Musée d’État d’Auschwitz-Birkenau,
Oświęcim, Pologne.
Coll. Mémoire Vive. Droits réservés.

Pierre, Joseph, Élie, Colombier naît le 13 mai 1891 dans le petit village de Molain (Aisne), chez ses parents, Pierre Colombier, 47 ans, couvreur en chaume, et Marie Legrand, 36 ans, tisseuse, son épouse. Son père, âgé de 59 ans, décède à son domicile un soir de novembre 1902 ; Pierre a 11 ans.

Pendant un temps, Pierre Colombier travaille comme tisseur, puis ouvrier agricole.
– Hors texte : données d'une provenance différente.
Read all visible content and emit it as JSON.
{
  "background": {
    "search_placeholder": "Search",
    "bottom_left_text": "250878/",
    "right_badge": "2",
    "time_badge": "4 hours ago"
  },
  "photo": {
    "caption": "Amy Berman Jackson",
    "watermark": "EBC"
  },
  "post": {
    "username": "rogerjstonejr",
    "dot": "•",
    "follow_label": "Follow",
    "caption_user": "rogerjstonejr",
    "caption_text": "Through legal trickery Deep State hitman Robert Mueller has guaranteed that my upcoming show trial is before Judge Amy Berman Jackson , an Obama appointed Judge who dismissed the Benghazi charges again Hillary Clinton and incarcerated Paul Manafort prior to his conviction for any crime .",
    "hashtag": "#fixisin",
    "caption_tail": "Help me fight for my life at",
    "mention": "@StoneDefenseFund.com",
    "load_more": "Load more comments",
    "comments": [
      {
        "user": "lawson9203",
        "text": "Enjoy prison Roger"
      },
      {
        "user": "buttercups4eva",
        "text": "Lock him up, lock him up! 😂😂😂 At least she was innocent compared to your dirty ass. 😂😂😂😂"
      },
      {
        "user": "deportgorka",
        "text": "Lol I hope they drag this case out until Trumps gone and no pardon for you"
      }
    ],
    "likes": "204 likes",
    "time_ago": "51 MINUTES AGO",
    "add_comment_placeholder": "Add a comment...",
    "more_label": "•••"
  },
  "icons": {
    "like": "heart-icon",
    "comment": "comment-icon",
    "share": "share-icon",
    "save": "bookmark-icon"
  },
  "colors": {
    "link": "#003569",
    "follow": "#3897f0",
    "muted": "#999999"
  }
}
Le 31 octobre 1910 à Molain, il se marie avec Aimée Leblond, 21 ans, journalière, née le 11 novembre 1889 à Bazuel (Nord), où elle est domiciliée. Les témoins du marié sont un oncle, Léopold Gueunier, 65 ans, courtier en grains, et un frère (?), Gaston Legrand, 30 ans, journalier, domicilié à Saint-Souple.

Pierre Colombier acquiert une formation d’électricien.
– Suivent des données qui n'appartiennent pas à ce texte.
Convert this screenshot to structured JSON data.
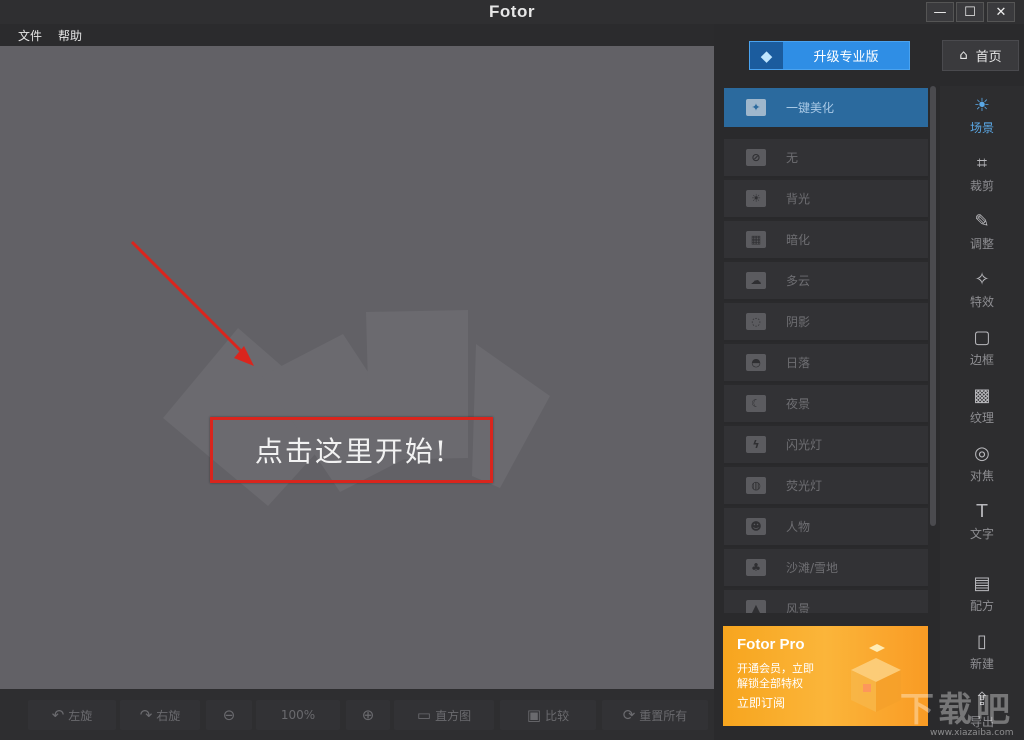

Le 9 octobre 1912, il est incorporé au 87e régiment d’infanterie afin d’y accomplir son service militaire. Le 5 août 1914, il part « en campagne » avec son régiment. Le 22 août, il est blessé et évacué. Il rejoint son unité le 7 décembre. Le 1er juillet 1916, il passe à la 10e compagnie du 45e bataillon de chasseurs mitrailleurs (?).
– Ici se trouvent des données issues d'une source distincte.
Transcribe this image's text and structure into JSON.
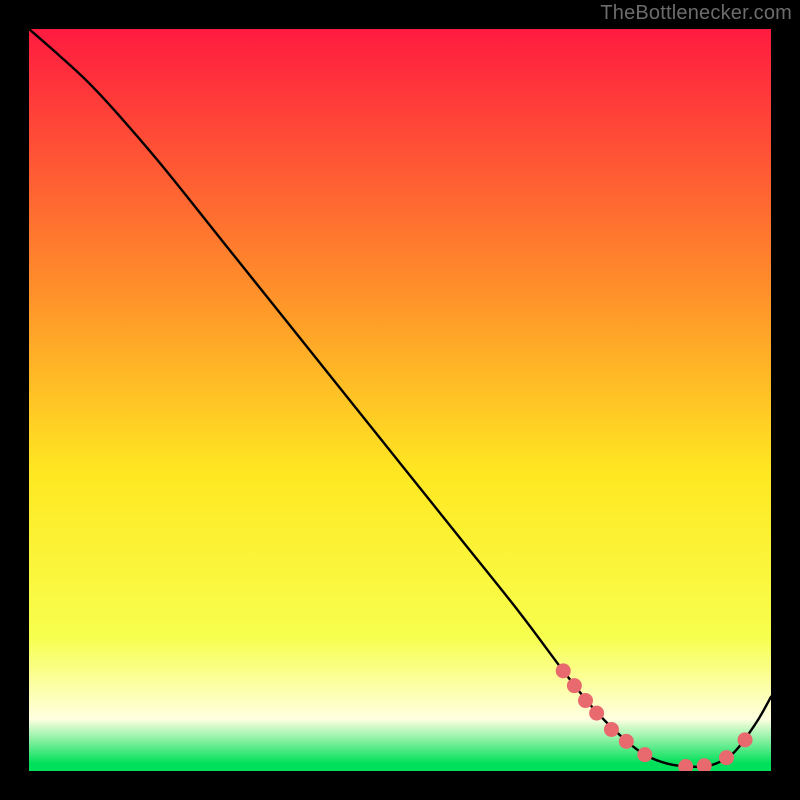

Mitrailleurs à l’exercice, en manœuvre à l’arrière du front. Carte postale non datée. Coll. Mémoire Vive

Mitrailleurs à l’exercice, en manœuvre à l’arrière du front.
Carte postale non datée. Coll. Mémoire Vive

Le 31 décembre 1924, la première commission de réforme de la Seine lui accorde une pension temporaire de 15 % pour : « séquelle d’une plaie transfixiante de la face, avec fracture des deux branches montantes du maxillaire inférieur, orifice d’entrée joue gauche, orifice de sortie joue droite, petite perte de substance de la branche montante doits, écart interdentaire de 3 cm, perte de 8 dents avec forte abrasion du rebut [?], déformation des deux régions angulaires n’atteignant pas le 1er degré du barème de la défiguration. Petite cicatrice région lombaire ». Plus tard, la sixième commission de réforme de la Seine le propose pour une pension temporaire de 30 % indiquant que la balle qui l’a blessé a également traversé sa langue, entraînant des « troubles de la mastication et une atteinte de la phonation ».

Son fils, Maurice, naît le 29 février 1924.

Pierre Colombier acquiert une formation d’électricien.

Il entre à la Compagnie parisienne de distribution d’électricité (CPDE) ; en février 1936, l’armée le classe “affecté spécial” au titre de cette société.

En mai 1930, Pierre Colombier est domicilié au 8, route de la Villette-aux-Aulnes, à Mitry-Mory (Seine-et-Marne – 77). Au moment de son arrestation, il habite au 41, rue de la Villette-aux-Aulnes, dans un pavillon dont il est propriétaire et dans lequel il héberge sa mère.

Carte militaire éditée en 1920 (reprise d’une édition antérieure), avant le développement des lotissements. Collection Mémoire Vive.

Carte militaire éditée en 1920 (reprise d’une édition antérieure), avant le développement des lotissements. Collection Mémoire Vive.

Pierre Colombier est élu Conseiller municipal de Mitry-Mory.

Mitry-Mory après guerre. Carte postale. Collection Mémoire Vive.

Mitry-Mory après guerre. Carte postale. Collection Mémoire Vive.

Au moment de son arrestation, il est considéré comme retraité de la CDPE.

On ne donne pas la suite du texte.